Sozaboy is a war novel, the narrative of one young man’s helpless and hapless journey through a terrifying African war. Although — it is curious how the word has changed, somehow, charged with its Sozaboy freight — Ken Saro-Wiwa does not specify it is in fact set during a particular and precise conflict, namely the Nigerian civil war of 1967-70, also known as the Biafran war. Unusually for an African conflict, it was one that figured prominently on British television screens. Nigeria was a former colony (independence had been granted seven years previously) and Britain had powerful vested interests there. The British government’s support — material and diplomatic — was firmly behind the Federal Government, led by General Gowon, and against the secessionist eastern states, known as Biafra, led by Colonel Ojukwu. There were no clear-cut heroes or villains in this conflict, and culpability can be equally distributed; but with hindsight one can see that the decision of the eastern states to secede made war — and also eventual defeat — inevitable. That the war lasted as long as it did, and that it caused as much misery and suffering (over a million died, mostly civilians, mostly from disease and starvation in the shrinking, blockaded heartland that was Biafra), is a result of many familiar factors: heroic tenacity, woeful stupidity, tactical blunders, difficult terrain, muddle and confusion, extended supply lines and so on. Anyone who requires an overview of this almost forgotten war should read The Struggle for Secession by N. U. Akpan, the best account that I know. Histories of the war are very thin on the ground or otherwise ponderously, not to say ludicrously, partisan; Nigerian novelists have been swifter off the mark and truer to this bleak chapter in their country’s history, and there are fine and moving works of fiction by Chinua Achebe and Ben Okri (among others) which treat of the conflict. But in my opinion Sozaboy remains the war’s enduring literary monument.
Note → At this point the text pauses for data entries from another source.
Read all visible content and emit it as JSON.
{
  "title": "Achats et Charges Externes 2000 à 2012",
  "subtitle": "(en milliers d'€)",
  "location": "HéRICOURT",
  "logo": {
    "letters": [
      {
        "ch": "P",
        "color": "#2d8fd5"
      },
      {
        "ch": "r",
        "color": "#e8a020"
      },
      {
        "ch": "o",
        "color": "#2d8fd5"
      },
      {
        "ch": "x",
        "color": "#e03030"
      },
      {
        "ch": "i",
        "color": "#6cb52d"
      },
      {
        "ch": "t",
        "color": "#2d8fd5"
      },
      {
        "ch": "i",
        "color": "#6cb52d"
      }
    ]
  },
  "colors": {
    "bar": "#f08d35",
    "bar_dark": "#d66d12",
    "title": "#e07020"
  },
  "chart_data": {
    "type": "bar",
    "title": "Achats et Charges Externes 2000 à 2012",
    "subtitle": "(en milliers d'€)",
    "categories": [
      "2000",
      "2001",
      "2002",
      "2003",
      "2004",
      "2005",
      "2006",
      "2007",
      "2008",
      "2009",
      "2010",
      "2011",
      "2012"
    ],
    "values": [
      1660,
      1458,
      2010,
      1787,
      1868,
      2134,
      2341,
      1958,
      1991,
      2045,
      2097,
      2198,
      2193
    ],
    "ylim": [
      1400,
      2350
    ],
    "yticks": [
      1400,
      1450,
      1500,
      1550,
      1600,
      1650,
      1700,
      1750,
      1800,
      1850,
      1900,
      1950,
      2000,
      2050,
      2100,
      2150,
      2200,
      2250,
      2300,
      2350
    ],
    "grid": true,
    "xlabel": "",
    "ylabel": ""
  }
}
Ken Saro-Wiwa is from eastern Nigeria, a member of the Ogoni tribe. The outbreak of war in 1967 trapped him within the new boundaries of the Biafran state. It is important to establish that not all easterners wanted to secede from the Nigerian federation. Colonel Ojukwu was an Ibo, the dominant tribe in eastern Nigeria. When he declared Biafra independent, “Ibo” and “Biafra” were not at all synonymous: like it or not, some thirty or so other ethnic groups were included in the new country. Like it or not, these other tribes found themselves at war against Nigeria.
This fact explains much that is intentionally fuzzy about the novel. No one seems to understand why war is impending or why it breaks out. No one seems really sure why they are fighting or against whom: they are designated simply as “the enemy.” To many eastern Nigerians caught up in the Biafran net, the motives for war and the nature of their adversaries must have seemed equally vague. Sozaboy — as the hero, Mene, is dubbed (“Soza” means “soldier”) — is one such uncertain conscript and he meanders through the novel in an almost permanent state of ignorance; clarity beckoning from time to time only to be occluded promptly. This is a state of mind familiar to all front-line soldiers, but to the many non-Ibos dragooned into the Biafran army there must have been an extra degree of obfuscation.